Hydrometallurgy: new path to green purification
1. Oxygen pressure leaching process
Reaction equation:
PbS + 2H₂SO₄ + O₂ → PbSO₄ + S⁰ + 2H₂O
Technical Advantage:
Sulfur curing rate>99%, avoid SO₂ emission
Lead leaching rate of 98.5%, simultaneous separation of iron and zinc
Application scenario: processing complex lead-zinc ore (containing Pb 5%-8%, Zn 12%-15%)
2. solvent extraction purification
Extraction system:
Extractant: di(2-ethylhexyl) phosphate (D2EHPA)
Diluent: sulfonated kerosene
Three-stage countercurrent extraction: lead recovery rate of 99.2%, calcium, magnesium impurities
removal rate of > 95%
Environmental benefits: 80% reduction of wastewater generation compared with thermal method
technology attack: four industry pain points to crack the program
1. Antimony-containing lead treatment problems
Molten salt electrolysis: In NaCl-KCl molten salt system, antimony is preferentially oxidized to form Sb₂O₃ slag.
Vacuum distillation coupling: lead-antimony alloy is distilled twice to reduce antimony content from 8% to 50ppm.
2. Micro trace arsenic removal
Sulfide precipitation: add Na₂S to make arsenic precipitated in the form of As₂S₃, residue <1ppm
Electrochemical oxidation: apply 1.8V potential in the anode area to oxidize As³+ to easily adsorbed As⁵+.
3. Waste lead paste regeneration and purification
Desulfurization: Sodium carbonate solution treatment of waste lead paste (PbSO₄→PbCO₃), sulfur resource utilization rate of 92%.
Short process smelting: low-temperature smelting (600 ℃) to obtain lead > 99% of the crude lead, energy
consumption reduced by 50%.
4. Lead fume treatment technology
Super gravity dust removal: rotating packed bed capture efficiency of 99.9%, emission concentration <5mg/m³.

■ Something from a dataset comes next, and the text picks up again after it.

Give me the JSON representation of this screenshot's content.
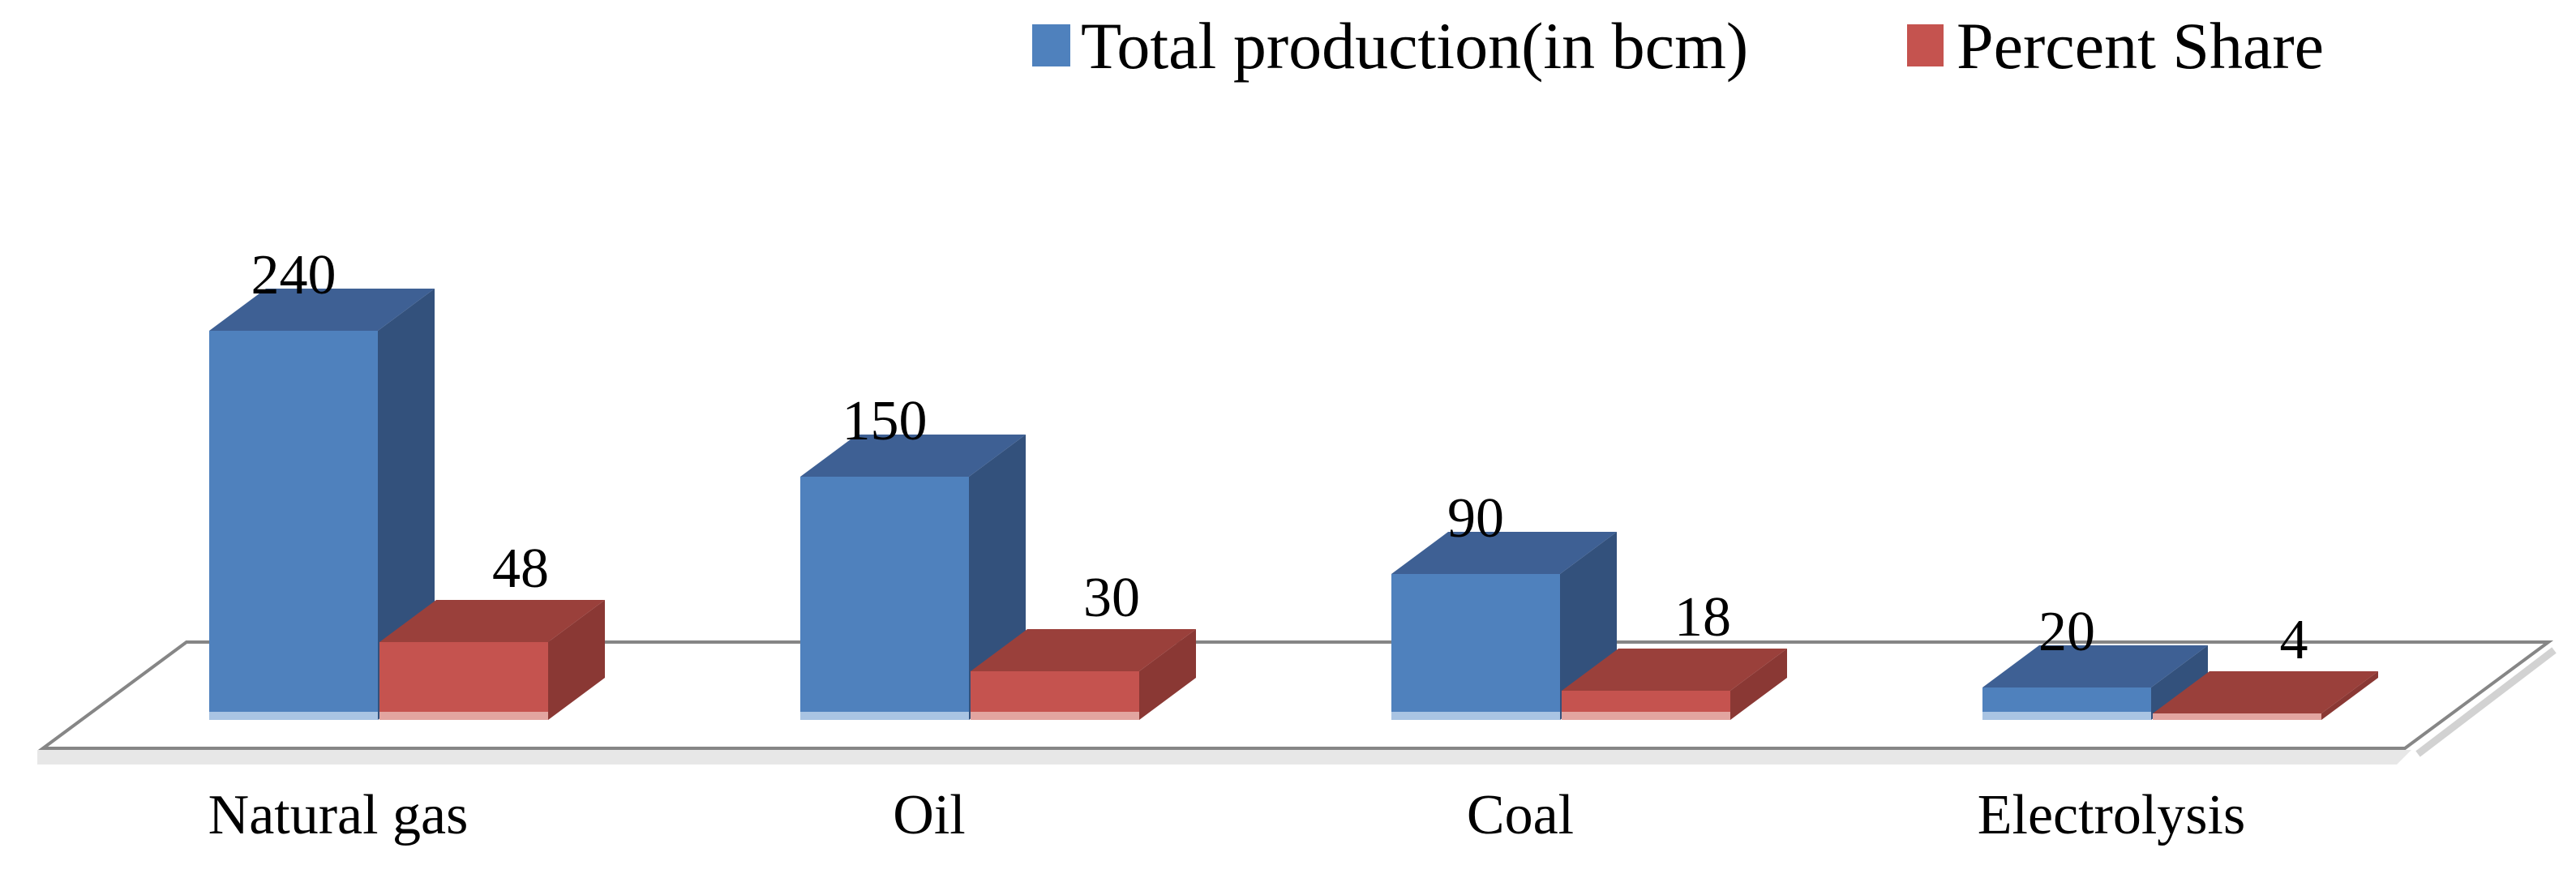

Wet electrostatic precipitator: lead dust removal rate of 99.5%, while the recovery of lead powder purity> 98
Future Trend: Integration of Low Carbonization and Intelligence
1. Hydrogen reduction lead refining test
Hydrogen direct reduction of lead oxide, the reaction temperature from 1200 ℃ to 600 ℃, CO ₂ zero emissions
Pilot line lead purity of 99.95%, tons of lead hydrogen consumption of 45kg
2. Digital twin system application
Real-time simulation of ion concentration field in the electrolyzer, dynamic optimization of current density distribution
Cathode deposition uniformity increased by 30%, DC power consumption reduced to 900kWh/t.

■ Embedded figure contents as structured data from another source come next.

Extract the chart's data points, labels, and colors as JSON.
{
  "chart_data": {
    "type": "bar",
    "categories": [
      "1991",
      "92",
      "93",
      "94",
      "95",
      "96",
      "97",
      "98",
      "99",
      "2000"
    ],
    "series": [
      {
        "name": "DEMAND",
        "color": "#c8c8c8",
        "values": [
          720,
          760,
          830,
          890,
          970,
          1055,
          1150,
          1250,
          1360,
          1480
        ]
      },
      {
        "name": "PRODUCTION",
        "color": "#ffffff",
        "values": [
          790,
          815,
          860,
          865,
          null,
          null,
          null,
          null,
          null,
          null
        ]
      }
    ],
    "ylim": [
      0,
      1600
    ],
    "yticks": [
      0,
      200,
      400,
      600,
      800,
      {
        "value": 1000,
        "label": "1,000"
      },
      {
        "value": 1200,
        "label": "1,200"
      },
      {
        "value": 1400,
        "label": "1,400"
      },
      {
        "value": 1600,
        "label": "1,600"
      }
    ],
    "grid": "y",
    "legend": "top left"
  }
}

3. Biometallurgy technology breakthrough
Thiobacillus ferrooxidans leaching of lead concentrate with 91% leaching rate and 70% reduction of acid consumption
Biological adsorbent treatment of lead wastewater, lead ion concentration from 200mg/L to 0.05mg/L
Conclusion: technology iteration to promote industrial upgrading
Lead purification technology is experiencing a transition from “crude removal” to “precise purification”. With the maturity
of vacuum distillation, solvent extraction and other technologies, the production cost of 99.999% ultra-high purity lead is
expected to be reduced by 40%. In the new energy storage and electronic packaging demand, driven by the next five
years, high purity lead market size will grow by 25%. Enterprises need to focus on the layout of green processes and
intelligent control systems, to build an efficient resource recycling system.